2. Toxic fuels can be replaced by those that are not—such as replacing methanol, which is toxic, for its close relative, ethanol, which is harmless. Hazards can be avoided by engineering fuel cells to be more efficient, so that volumes of required fuel can be reduced. Biotechnology also helps in reducing the cost of producing the fuels. Certain bacteria and algae produce hydrogen gas naturally, which can be harvested at almost no extra cost. Ethanol fuel can be obtained from corn and sugar cane, a much cheaper process than obtaining it from other sources.
3. The only way to increase infrastructure is through the increased commercialization of fuel cell technology. As companies release more products, and as those products become popular, governments will naturally provide infrastructure (i.e. hydrogen pumps, instead of gas stations) to accommodate the rising demand. Money that is now used to reduce pollution released by fossil fuels can be instead used to build an infrastructure for cleaner fuels.

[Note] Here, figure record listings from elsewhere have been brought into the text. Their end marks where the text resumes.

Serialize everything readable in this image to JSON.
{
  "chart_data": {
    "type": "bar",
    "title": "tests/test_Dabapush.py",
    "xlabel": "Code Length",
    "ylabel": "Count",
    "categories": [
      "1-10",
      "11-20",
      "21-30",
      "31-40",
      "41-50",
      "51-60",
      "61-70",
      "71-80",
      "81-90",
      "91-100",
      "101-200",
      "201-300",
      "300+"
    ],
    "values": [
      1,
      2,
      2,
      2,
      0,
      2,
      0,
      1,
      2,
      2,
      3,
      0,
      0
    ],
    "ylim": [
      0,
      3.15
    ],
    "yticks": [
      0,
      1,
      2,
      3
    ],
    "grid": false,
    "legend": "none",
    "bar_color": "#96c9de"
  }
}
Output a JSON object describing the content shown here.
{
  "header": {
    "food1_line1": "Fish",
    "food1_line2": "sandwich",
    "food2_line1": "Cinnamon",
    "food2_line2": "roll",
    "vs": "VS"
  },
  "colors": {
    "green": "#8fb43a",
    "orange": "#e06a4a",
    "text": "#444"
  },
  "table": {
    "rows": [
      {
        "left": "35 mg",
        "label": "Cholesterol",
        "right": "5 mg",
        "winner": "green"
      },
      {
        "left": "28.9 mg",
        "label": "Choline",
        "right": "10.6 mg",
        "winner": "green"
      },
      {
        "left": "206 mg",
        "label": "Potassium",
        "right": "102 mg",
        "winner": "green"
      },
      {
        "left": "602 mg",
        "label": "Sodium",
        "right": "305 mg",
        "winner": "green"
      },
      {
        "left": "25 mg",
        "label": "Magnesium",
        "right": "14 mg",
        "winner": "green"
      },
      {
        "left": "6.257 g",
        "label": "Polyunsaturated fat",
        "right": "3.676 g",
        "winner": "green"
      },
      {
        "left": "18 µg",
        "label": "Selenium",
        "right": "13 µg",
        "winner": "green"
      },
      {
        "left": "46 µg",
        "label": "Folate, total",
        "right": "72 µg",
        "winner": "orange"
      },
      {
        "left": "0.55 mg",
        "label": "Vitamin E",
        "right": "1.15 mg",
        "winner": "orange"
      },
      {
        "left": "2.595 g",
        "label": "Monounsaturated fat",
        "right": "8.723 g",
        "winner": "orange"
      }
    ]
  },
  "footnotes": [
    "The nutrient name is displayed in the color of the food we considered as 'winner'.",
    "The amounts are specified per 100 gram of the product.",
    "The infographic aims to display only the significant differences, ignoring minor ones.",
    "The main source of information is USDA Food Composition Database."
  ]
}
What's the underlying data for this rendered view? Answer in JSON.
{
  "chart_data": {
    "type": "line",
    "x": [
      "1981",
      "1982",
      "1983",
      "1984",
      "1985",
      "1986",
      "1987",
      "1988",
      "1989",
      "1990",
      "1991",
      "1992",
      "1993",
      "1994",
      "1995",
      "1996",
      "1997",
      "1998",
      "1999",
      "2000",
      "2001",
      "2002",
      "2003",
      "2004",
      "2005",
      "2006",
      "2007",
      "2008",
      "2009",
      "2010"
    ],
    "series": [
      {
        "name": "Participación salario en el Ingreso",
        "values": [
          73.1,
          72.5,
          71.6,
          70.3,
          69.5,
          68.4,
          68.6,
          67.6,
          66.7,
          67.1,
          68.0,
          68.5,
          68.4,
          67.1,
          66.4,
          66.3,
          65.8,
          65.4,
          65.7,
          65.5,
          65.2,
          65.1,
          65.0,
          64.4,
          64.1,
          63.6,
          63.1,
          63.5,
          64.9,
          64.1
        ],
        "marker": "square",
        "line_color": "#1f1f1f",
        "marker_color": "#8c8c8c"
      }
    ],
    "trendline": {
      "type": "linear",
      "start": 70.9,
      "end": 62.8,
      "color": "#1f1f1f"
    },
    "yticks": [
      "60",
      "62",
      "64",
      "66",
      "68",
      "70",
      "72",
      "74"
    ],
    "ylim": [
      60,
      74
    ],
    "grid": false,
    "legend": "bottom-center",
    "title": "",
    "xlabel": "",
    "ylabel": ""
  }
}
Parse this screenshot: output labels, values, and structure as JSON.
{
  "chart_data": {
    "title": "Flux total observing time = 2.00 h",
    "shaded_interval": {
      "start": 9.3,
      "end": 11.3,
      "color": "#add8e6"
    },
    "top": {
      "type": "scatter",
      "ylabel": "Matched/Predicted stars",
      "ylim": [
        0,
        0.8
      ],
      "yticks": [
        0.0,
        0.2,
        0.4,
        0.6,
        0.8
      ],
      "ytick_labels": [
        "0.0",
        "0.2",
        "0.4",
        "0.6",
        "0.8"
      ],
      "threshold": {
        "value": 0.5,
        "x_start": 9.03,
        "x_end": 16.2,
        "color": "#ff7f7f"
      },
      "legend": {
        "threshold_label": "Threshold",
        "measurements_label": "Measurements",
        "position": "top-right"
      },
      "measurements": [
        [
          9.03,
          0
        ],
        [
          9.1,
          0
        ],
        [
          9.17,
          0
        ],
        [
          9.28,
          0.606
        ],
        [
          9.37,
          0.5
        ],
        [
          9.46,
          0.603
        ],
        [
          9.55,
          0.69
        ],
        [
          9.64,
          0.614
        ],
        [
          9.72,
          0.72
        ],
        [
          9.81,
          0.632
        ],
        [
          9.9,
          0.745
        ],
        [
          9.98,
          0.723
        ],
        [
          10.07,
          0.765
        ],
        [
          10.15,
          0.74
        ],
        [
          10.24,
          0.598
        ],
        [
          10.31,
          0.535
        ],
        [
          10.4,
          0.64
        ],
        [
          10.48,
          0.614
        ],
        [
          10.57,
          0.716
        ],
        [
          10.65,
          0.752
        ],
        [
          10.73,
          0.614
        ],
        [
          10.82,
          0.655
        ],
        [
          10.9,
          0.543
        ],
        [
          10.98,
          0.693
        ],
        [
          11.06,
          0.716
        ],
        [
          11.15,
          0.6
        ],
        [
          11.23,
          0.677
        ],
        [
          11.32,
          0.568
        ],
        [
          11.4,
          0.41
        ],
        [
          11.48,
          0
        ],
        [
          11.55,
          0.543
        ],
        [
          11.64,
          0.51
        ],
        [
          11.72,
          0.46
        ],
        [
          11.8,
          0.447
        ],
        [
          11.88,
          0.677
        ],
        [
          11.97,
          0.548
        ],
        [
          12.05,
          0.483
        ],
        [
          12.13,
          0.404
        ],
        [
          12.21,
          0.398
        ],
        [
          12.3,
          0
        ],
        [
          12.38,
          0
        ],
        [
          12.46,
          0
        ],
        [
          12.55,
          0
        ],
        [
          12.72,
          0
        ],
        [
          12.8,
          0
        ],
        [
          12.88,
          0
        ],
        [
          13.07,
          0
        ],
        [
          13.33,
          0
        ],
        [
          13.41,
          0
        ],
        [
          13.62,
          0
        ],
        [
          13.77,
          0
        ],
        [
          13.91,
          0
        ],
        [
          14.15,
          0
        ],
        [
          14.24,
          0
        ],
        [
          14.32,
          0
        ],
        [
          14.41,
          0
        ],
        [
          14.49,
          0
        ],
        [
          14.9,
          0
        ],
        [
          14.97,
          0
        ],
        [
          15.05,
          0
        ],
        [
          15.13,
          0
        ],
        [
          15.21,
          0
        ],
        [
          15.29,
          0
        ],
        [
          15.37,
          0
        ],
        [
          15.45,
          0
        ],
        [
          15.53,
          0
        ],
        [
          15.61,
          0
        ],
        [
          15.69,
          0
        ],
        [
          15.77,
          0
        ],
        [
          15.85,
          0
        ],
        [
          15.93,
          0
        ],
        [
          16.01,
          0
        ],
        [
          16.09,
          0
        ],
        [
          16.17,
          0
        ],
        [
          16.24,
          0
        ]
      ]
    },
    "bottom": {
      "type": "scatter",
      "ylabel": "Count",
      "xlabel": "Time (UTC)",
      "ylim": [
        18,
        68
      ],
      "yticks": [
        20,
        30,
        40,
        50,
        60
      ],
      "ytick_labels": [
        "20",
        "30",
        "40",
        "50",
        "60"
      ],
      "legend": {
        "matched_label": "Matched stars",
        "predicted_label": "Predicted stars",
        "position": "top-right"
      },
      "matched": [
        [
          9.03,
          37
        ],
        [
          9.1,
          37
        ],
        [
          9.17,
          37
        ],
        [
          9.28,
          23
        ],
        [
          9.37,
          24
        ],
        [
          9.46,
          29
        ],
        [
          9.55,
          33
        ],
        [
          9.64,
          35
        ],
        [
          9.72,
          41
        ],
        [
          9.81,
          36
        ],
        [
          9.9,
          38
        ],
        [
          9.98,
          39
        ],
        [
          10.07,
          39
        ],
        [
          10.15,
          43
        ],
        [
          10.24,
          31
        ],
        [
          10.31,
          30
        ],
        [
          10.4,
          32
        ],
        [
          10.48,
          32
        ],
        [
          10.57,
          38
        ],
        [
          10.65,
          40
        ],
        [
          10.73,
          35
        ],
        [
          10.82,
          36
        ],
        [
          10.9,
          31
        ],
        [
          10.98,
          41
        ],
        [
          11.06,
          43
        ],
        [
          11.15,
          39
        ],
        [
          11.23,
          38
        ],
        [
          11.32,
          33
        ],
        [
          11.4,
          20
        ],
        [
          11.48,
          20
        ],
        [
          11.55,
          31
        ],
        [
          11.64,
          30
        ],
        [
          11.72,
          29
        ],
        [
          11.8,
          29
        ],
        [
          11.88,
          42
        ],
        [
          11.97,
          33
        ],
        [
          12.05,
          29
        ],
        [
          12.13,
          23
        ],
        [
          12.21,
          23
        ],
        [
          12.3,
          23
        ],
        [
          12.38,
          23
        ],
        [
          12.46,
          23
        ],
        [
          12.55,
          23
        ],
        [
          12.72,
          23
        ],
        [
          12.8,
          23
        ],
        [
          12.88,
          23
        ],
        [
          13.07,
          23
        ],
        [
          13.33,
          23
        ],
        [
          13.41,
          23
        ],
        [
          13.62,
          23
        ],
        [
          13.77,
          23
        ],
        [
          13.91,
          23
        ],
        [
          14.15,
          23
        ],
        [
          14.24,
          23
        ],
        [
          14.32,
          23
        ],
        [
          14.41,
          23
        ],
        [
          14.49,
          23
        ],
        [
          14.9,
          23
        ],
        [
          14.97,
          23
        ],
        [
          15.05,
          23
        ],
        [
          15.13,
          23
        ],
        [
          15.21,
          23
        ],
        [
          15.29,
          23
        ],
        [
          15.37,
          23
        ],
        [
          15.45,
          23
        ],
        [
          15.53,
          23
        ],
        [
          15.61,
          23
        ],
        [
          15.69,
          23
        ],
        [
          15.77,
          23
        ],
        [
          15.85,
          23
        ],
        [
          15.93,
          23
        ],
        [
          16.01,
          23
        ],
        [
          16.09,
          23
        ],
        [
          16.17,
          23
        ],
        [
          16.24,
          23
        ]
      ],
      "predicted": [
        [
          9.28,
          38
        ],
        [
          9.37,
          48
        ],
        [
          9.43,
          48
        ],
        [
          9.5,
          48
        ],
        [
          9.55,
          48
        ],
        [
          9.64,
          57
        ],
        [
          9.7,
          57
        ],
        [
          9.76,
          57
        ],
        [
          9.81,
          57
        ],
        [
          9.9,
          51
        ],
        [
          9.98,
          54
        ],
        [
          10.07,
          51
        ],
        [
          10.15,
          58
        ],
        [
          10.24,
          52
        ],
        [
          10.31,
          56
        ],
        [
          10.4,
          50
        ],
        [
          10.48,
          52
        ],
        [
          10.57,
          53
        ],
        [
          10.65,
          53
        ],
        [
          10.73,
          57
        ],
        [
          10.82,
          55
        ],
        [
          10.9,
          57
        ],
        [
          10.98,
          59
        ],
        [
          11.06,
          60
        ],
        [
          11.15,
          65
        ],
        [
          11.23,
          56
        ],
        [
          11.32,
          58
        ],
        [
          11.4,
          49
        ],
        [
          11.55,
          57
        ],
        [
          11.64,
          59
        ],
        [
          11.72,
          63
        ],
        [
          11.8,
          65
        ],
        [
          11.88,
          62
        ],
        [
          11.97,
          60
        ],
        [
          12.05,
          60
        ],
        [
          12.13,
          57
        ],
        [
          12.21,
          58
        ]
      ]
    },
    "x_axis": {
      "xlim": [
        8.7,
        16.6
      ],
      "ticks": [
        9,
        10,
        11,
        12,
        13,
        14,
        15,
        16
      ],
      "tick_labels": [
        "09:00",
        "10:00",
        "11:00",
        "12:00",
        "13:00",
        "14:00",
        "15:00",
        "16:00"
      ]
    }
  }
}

I believe that fuel cells have a very bright future, especially since they are cleaner and economic in the long term. There still is a lot of work to be done in research and in commercialization before fuel cells are used widely, however companies that are focusing their research and products on fuel cell technology have the potential flourish and succeed like never before. We can expect to see fuel cells becoming more efficient, cheap and we can also expect to see fuel cells hitting the market on a larger scale, perhaps within the next 10 to 15 years.